Je cueillerais bientôt l’épi.
Un matin, je me suis penché vers Eclectos, mais j’ai refusé, alors qu’il m’y conviait, de m’asseoir auprès de lui.
Je ne voulais plus me soumettre à sa loi. Il n’était qu’un vieux Grec habile à tresser des phrases, à nouer des mots autour de ma gorge pour m’empêcher de lui répliquer. C’était un magicien, un astrologue, un devin, comme tous les prêtres qui servaient les dieux de Rome. Mais il avait préféré choisir ce Dieu nouveau dont il se faisait l’apôtre, sans doute pour son plus grand profit.
J’étais en rage. Mon visage frôlait le sien. Je brandissais les poings. J’avais envie de marteler ses yeux pour que s’y éteignît son regard plein d’attention, de tendresse mais aussi d’ironie.

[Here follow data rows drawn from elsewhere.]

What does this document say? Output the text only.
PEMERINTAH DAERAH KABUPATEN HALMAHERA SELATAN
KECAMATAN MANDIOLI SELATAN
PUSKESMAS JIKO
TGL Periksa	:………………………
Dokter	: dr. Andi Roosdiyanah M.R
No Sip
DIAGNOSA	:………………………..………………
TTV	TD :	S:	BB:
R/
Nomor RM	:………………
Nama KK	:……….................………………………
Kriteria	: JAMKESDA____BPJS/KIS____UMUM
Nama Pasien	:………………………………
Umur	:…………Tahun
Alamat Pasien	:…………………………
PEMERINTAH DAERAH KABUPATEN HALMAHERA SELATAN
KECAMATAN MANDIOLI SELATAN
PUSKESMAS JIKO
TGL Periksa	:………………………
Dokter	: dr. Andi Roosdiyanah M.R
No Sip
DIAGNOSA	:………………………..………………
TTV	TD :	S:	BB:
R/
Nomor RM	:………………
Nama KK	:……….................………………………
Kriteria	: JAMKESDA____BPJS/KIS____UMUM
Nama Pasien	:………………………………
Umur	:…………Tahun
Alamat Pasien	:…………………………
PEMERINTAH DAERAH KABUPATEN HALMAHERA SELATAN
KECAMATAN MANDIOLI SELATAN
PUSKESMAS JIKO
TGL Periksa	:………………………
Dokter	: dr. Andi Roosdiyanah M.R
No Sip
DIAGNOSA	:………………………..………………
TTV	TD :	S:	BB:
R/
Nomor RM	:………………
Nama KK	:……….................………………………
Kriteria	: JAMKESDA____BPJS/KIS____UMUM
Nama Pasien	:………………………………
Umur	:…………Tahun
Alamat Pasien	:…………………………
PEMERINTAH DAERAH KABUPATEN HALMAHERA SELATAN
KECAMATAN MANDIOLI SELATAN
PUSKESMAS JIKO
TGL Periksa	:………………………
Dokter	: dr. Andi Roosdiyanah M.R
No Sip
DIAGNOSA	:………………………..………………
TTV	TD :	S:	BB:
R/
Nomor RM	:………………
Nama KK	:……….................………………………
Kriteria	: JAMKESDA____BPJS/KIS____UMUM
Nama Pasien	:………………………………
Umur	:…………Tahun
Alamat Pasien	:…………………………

J’ai commencé à lui raconter la nuit que je venais de vivre, couché entre les corps nerveux et chauds, doux comme des coussins remplis de plumes, de deux jeunes esclaves – deux vierges arrivées la veille de Phrygie et que Sélos avait achetées pour moi au marché aux esclaves de Capoue.
« Sélos, ai-je répété, tu le connais ? C’est un homme de ta secte, un chrétien comme toi. Mais c’est aussi mon affranchi, mon chien, mon rabatteur, qui sait flairer et débusquer le gibier que j’aime. Est-ce qu’il mérite d’être sauvé ? Est-ce qu’il agit en chrétien ? Qui le fait ? »
Je me suis emporté contre ce Dieu qui laissait les hommes se conduire à leur guise. Ils massacraient et soumettaient des peuples. Ils vendaient enfants et femmes comme esclaves.
« Sélos, ton frère dans la foi du Christ, achète les plus jeunes et les plus belles des vierges pour que je satisfasse mon désir. Pourquoi ton Dieu permet-Il ainsi que nous nous livrions aux plaisirs de la chair ? Veut-Il que nous vivions comme toi, vieillard qui te nourris d’une poignée d’amandes et d’un peu d’eau ? »
Je me suis approché de lui, mon front contre le sien.